Christian Linker, geboren 1975, studierte in Bonn Theologie und machte Jugendpolitik, bevor er sich ganz dem Schreiben widmete. Seine Romane, die sich schon immer mit brisanten Themen auseinandergesetzt haben, wurden vielfach ausgezeichnet.

Christian Linker, geboren 1975, studierte in Bonn Theologie und machte Jugendpolitik, bevor er sich ganz dem Schreiben widmete. Seine Romane, die sich schon immer mit brisanten Themen auseinandergesetzt haben, wurden vielfach ausgezeichnet.

1


Von ganz allein wachte er auf. Das kam sonst nur am Wochenende oder in den Ferien vor. Doch heute war Montag – das war ja das Problem. 7 Uhr 27. Niemand hatte ihn geweckt!

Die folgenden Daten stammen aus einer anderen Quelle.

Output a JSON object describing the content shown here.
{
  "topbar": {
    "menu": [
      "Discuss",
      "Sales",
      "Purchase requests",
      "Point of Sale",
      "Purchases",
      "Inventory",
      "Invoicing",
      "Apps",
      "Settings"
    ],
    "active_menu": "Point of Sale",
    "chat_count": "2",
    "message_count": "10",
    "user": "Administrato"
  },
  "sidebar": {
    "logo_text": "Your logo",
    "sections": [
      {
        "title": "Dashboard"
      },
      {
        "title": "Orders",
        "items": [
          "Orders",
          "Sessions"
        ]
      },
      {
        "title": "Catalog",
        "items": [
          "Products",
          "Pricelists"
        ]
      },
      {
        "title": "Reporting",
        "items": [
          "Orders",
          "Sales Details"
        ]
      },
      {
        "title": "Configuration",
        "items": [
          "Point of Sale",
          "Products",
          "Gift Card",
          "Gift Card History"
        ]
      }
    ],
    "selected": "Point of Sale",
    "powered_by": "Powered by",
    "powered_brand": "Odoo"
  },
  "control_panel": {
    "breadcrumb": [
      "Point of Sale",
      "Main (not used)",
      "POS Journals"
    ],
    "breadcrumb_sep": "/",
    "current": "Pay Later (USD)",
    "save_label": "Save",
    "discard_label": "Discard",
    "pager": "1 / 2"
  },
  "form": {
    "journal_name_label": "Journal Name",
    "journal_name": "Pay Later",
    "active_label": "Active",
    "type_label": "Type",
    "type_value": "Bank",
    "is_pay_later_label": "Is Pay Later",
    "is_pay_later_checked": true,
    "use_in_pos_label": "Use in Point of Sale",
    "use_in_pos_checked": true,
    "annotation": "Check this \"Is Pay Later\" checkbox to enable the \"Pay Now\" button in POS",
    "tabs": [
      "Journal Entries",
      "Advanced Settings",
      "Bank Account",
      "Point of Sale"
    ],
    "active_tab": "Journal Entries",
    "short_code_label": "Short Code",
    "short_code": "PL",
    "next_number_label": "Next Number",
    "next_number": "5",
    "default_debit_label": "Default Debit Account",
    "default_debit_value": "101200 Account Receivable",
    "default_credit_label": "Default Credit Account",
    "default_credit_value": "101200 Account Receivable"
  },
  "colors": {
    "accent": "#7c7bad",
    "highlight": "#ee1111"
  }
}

Sofort kehrte die Wut zurück, sie fuhr wie ein Stromstoß in seinen schmalen Körper. Janek schnellte hoch und kam federnd auf die Füße, sprang zum Fenster und ließ das Rollo hochschnappen. Die Morgensonne stach herein und blendete ihn für einen Augenblick. Er wandte sich vom Fenster ab, während schwarze Punkte vor seinen Augenlidern tanzten. Dann hielt er inne, drehte sich langsam zum Fenster zurück und schaute noch einmal hinaus, wobei er schützend eine Hand über die Stirn hielt. Etwas da draußen hatte ihn irritiert. Aber jetzt war es nicht mehr da – oder, wenn es doch noch da war, dann fiel es ihm nicht mehr auf. Was er sah, schien vollkommen normal: Die Garagen gegenüber warfen lange Schatten in den Hof. Der verrostete Ring des Basketballkorbs an der linken Hofmauer schimmerte rostrot im Morgenlicht. Und an dem alten Apfelbaum schnüffelte Tassilo, der unfreundliche Riesenschnauzer des unfreundlichen Herrn Hartmann aus dem Erdgeschoss.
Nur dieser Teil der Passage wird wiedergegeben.